Rex is Harold and Maureen’s newly widowed neighbor whom Harold first describes as melancholy, anxious, and a bit annoying. It appears Harold and Maureen did little to reach out to the man in the wake of his wife’s death from a brain tumor, further highlighting how withdrawn the couple is: “Rex had been widowed six months ago, at about the time of Harold’s retirement. Since Elizabeth’s death, he liked to talk about how hard life was. He liked to talk about it at great length” (8). Rex and Harold speak of landscaping and little else as Rex witnesses the beginning of Harold’s epic journey when he walks out the door toward the mailbox. Noticing Harold never returned, in the days afterward, he calls Maureen daily to check on him. She finds his calls a nuisance but instantly feels guilty for lying to him. Maureen’s admission to Rex about the trouble in her marriage is the first step in her healing process as she learns to tell the truth to others and herself.
Rex teaches Maureen how to be a human in the world again. He takes her out to dinner and for long walks along the seashore and encourages her to return to her love of gardening. Rex allows Maureen space to be vulnerable and share her deepest fears and regrets. Like Queenie, Rex takes small actions that make a large impact on a person’s life. By simply offering his presence in friendship and a listening ear, he inspires great change in Maureen’s life. Through Rex, the author emphasizes the importance of community. In the wake of David’s death, Harold and Maureen shut out their community, and their isolation led to disastrous consequences for each of them individually and for them jointly as a couple. Platonic relationships between men and women can be rare in fiction. Through the friendships between Harold and Queenie and Maureen and Rex, the author displays the importance of the love and intimacy that can be found in kinship with those just outside the front door.
David Fry is Harold and Maureen’s only child, and his death by suicide 20 years ago is the event that forced the couple into emotional separation. When the narrative begins, the author leads the reader to believe David is estranged from only his father yet maintains a relationship with his mother. Through Harold’s thoughts, he asserts Maureen and David have a special relationship, one that he was never able to cultivate with his son: “Maureen was the opposite. She seemed to know how to love David right from the start” (141). Harold’s inability to connect with his son hangs over the narrative as Harold confronts his failures as a father on his journey to Berwick and blames himself for the tragedy.

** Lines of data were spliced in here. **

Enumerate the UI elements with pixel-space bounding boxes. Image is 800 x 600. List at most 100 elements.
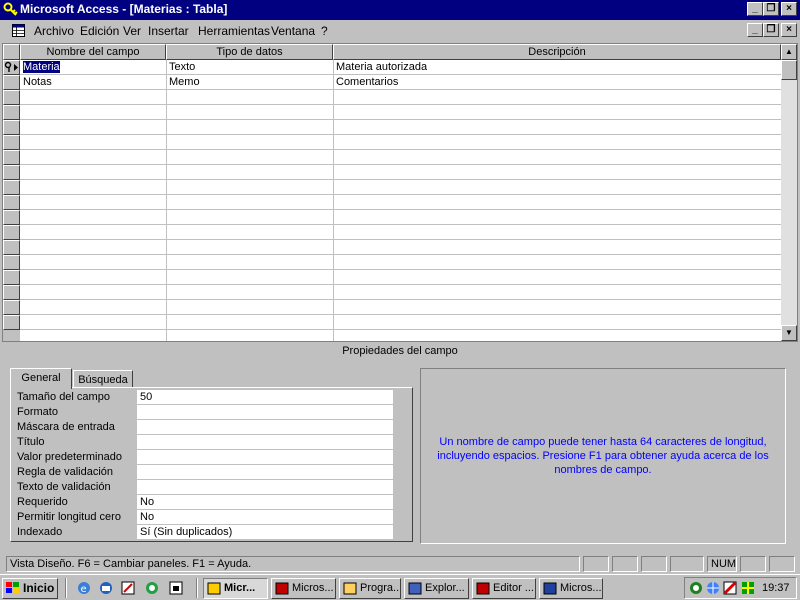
row-selector[interactable] xyxy=(3,75,20,90)
field-name-cell[interactable] xyxy=(20,195,166,210)
data-type-cell[interactable] xyxy=(166,315,333,330)
row-selector[interactable] xyxy=(3,105,20,120)
row-selector[interactable] xyxy=(3,300,20,315)
row-selector[interactable] xyxy=(3,315,20,330)
child-close-button[interactable]: × xyxy=(781,23,797,37)
restore-button[interactable]: ❐ xyxy=(763,2,779,16)
tab-busqueda[interactable]: Búsqueda xyxy=(73,370,133,388)
scroll-up-button[interactable]: ▲ xyxy=(781,44,797,60)
field-name-cell[interactable] xyxy=(20,135,166,150)
property-value-field[interactable] xyxy=(137,465,393,480)
data-type-cell[interactable] xyxy=(166,285,333,300)
description-cell[interactable] xyxy=(333,225,781,240)
task-button[interactable]: Editor ... xyxy=(472,578,536,599)
title-bar[interactable]: Microsoft Access - [Materias : Tabla] _ … xyxy=(0,0,800,20)
field-name-cell[interactable] xyxy=(20,300,166,315)
description-cell[interactable] xyxy=(333,120,781,135)
display-settings-icon[interactable] xyxy=(740,580,756,596)
description-cell[interactable] xyxy=(333,105,781,120)
field-name-cell[interactable] xyxy=(20,165,166,180)
table-row[interactable] xyxy=(20,255,781,270)
description-cell[interactable] xyxy=(333,255,781,270)
data-type-cell[interactable]: Memo xyxy=(166,75,333,90)
field-name-cell[interactable] xyxy=(20,270,166,285)
description-cell[interactable] xyxy=(333,150,781,165)
minimize-button[interactable]: _ xyxy=(747,2,763,16)
task-button[interactable]: Progra... xyxy=(339,578,401,599)
field-name-cell[interactable] xyxy=(20,225,166,240)
data-type-cell[interactable] xyxy=(166,105,333,120)
header-description[interactable]: Descripción xyxy=(333,44,781,60)
row-selector[interactable] xyxy=(3,165,20,180)
row-selector[interactable] xyxy=(3,135,20,150)
clock[interactable]: 19:37 xyxy=(762,582,790,594)
menu-ver[interactable]: Ver xyxy=(123,24,141,38)
internet-explorer-icon[interactable]: e xyxy=(76,580,92,596)
property-value-field[interactable] xyxy=(137,435,393,450)
row-selector[interactable] xyxy=(3,180,20,195)
table-row[interactable] xyxy=(20,135,781,150)
table-row[interactable] xyxy=(20,300,781,315)
table-row[interactable] xyxy=(20,225,781,240)
data-type-cell[interactable] xyxy=(166,225,333,240)
scroll-down-button[interactable]: ▼ xyxy=(781,325,797,341)
vertical-scrollbar[interactable]: ▲ ▼ xyxy=(781,44,797,341)
table-row[interactable] xyxy=(20,180,781,195)
description-cell[interactable] xyxy=(333,315,781,330)
description-cell[interactable] xyxy=(333,300,781,315)
field-name-cell[interactable] xyxy=(20,285,166,300)
menu-herramientas[interactable]: Herramientas xyxy=(198,24,270,38)
child-restore-button[interactable]: ❐ xyxy=(763,23,779,37)
property-value-field[interactable] xyxy=(137,405,393,420)
description-cell[interactable] xyxy=(333,90,781,105)
data-type-cell[interactable] xyxy=(166,240,333,255)
data-type-cell[interactable] xyxy=(166,150,333,165)
menu-ventana[interactable]: Ventana xyxy=(271,24,315,38)
row-selector[interactable] xyxy=(3,240,20,255)
globe-icon[interactable] xyxy=(705,580,721,596)
scroll-thumb[interactable] xyxy=(781,60,797,80)
data-type-cell[interactable] xyxy=(166,195,333,210)
table-row[interactable] xyxy=(20,165,781,180)
table-row[interactable] xyxy=(20,120,781,135)
table-row[interactable] xyxy=(20,150,781,165)
description-cell[interactable] xyxy=(333,240,781,255)
property-value-field[interactable]: No xyxy=(137,510,393,525)
start-button[interactable]: Inicio xyxy=(2,578,58,599)
table-icon[interactable] xyxy=(12,24,25,37)
table-row[interactable] xyxy=(20,90,781,105)
row-selector[interactable] xyxy=(3,90,20,105)
table-row[interactable] xyxy=(20,270,781,285)
row-selector[interactable] xyxy=(3,120,20,135)
selected-field-name[interactable]: Materia xyxy=(23,61,60,73)
field-name-cell[interactable] xyxy=(20,90,166,105)
data-type-cell[interactable]: Texto xyxy=(166,60,333,75)
field-name-cell[interactable]: Materia xyxy=(20,60,166,75)
menu-insertar[interactable]: Insertar xyxy=(148,24,189,38)
row-selector[interactable] xyxy=(3,195,20,210)
description-cell[interactable] xyxy=(333,270,781,285)
channels-icon[interactable] xyxy=(144,580,160,596)
data-type-cell[interactable] xyxy=(166,255,333,270)
table-row[interactable] xyxy=(20,210,781,225)
table-row[interactable] xyxy=(20,240,781,255)
row-selector[interactable] xyxy=(3,270,20,285)
row-selector[interactable] xyxy=(3,285,20,300)
row-selector[interactable] xyxy=(3,60,20,75)
data-type-cell[interactable] xyxy=(166,210,333,225)
description-cell[interactable] xyxy=(333,135,781,150)
field-name-cell[interactable] xyxy=(20,315,166,330)
description-cell[interactable] xyxy=(333,180,781,195)
table-row[interactable] xyxy=(20,105,781,120)
data-type-cell[interactable] xyxy=(166,270,333,285)
edit-icon[interactable] xyxy=(120,580,136,596)
property-value-field[interactable]: No xyxy=(137,495,393,510)
task-button[interactable]: Micr... xyxy=(203,578,268,599)
description-cell[interactable] xyxy=(333,285,781,300)
task-button[interactable]: Micros... xyxy=(271,578,336,599)
menu-help[interactable]: ? xyxy=(321,24,328,38)
row-selector[interactable] xyxy=(3,255,20,270)
tab-general[interactable]: General xyxy=(10,368,72,389)
table-row[interactable] xyxy=(20,285,781,300)
property-value-field[interactable] xyxy=(137,450,393,465)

As David’s character develops through Harold’s memories, he emerges as a boy who never found his place in the world, saddled with extraordinary intelligence yet having no idea what to do with it. As a teenager, he becomes evasive and sometimes cruel to his parents. Maureen refuses to see his flaws, yet their relationship is toxic; David uses his mother to manipulate and anger his father. David returns home from college struggling with an addiction to pills and alcohol and slides into a deep depression. Despite their immense love for David, Harold and Maureen avoid discussing the problem, both secretly hiding the evidence of David’s dangerous addiction. When David’s life is tragically ended by his illness, both parents feel responsible for the loss, yet Maureen transfers all her guilt and grief onto Harold. For 20 years the couple seethes and slowly drifts apart, unwilling to face the truth of being ultimately powerless to help David: “Though it had cleft them apart and plunged them into separate darknesses, their son had after all done what he wanted” (316). While Harold walks and Maureen processes her grief at home, they each realize that they did all they could and, in the end, could not save their son. David became the victim of addiction, a savage illness that became terminal like Queenie’s cancer.